My post-op appointment is later this week, but I am feeling pretty good. I’m not quite ready for yoga or running, but I can move around pretty much like I never had surgery, for the most part. I should remove the steri-strips on my belly button, but I keep putting it off…maybe tomorrow. My other two incisions look good, and since the steri-strips they used for those incisions fell off after surgery (I guess they fell off – I was sort of groggy when the nurse talked to me about it), they have only been covered by band-aids for the last week. I changed the band-aid once, and I finally removed them for good yesterday. Unfortunately, between the shaving and the adhesive from the bandage – combined with my sensitive skin – I have some kind of rash/razor burn/skin irritation that is itchy and driving me crazy. The incisions themselves look good, so I’m not too concerned…it’s more just annoying than anything else. 

I’m really looking forward to my appointment.

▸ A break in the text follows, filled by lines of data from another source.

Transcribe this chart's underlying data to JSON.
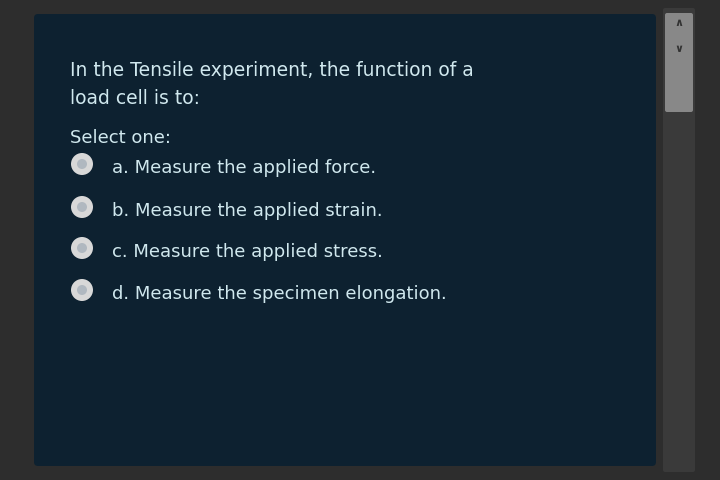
{
  "bg_outer": "#2d2d2d",
  "bg_card": "#0d2130",
  "text_color": "#d0e8ee",
  "question_line1": "In the Tensile experiment, the function of a",
  "question_line2": "load cell is to:",
  "select_label": "Select one:",
  "options": [
    "a. Measure the applied force.",
    "b. Measure the applied strain.",
    "c. Measure the applied stress.",
    "d. Measure the specimen elongation."
  ],
  "bullet_fill": "#d8d8d8",
  "bullet_edge": "#aaaaaa",
  "scrollbar_bg": "#888888",
  "scrollbar_track": "#3a3a3a",
  "font_size_question": 13.5,
  "font_size_options": 13,
  "font_size_select": 13
}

I hope we can just move right on to IVF asap, but we’ll see what the doctor says and how cooperative my insurance is going to be. I’ll do some IUIs if I have to, and I know it’s possible that an IUI cycle could work, but the chances are just so slim. I feel ready to just give it my best shot. We’ve been trying to have a baby for almost four years, and I’m just done with waiting. 

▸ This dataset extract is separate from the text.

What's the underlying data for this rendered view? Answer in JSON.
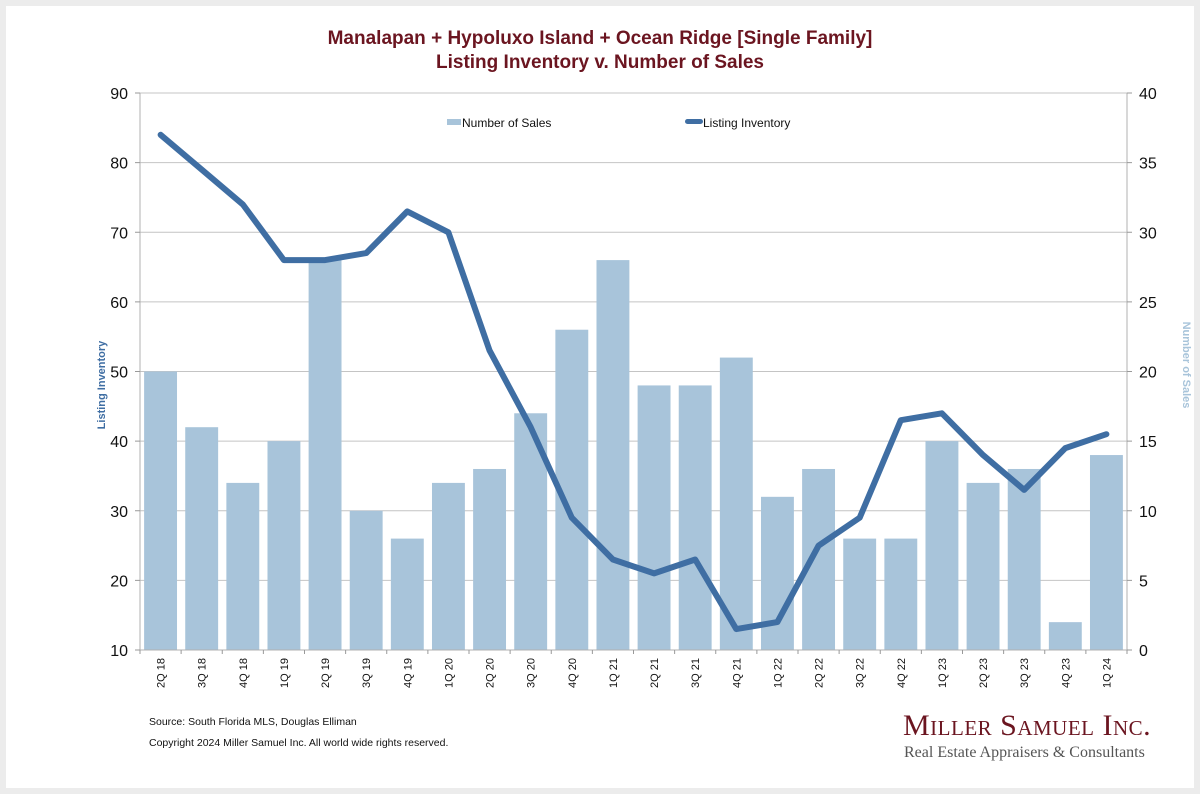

I mentioned in a previous post that we weren’t interested in using donor eggs. I know that DE would really be my best shot at having a baby – and that the success rates are so much higher – but we just don’t feel that it’s for us. I think it’s a fantastic option for people who feel it’s a good fit, but both people have to be 100% happy with that option. M doesn’t like the DE option for us because he doesn’t want to have a genetic link without me having the same thing. He wants a genetic link to both of us, or no genetic link at all. I have mixed feeling about it, I know I’m not mentally in a place where I’m ready for DE. I guess that could change, but with M feeling the way he does, I think it’s probably just not a good option for us – at least right now. 

Now I just have to hope that my RE has good (or at least not bad) news at my appointment!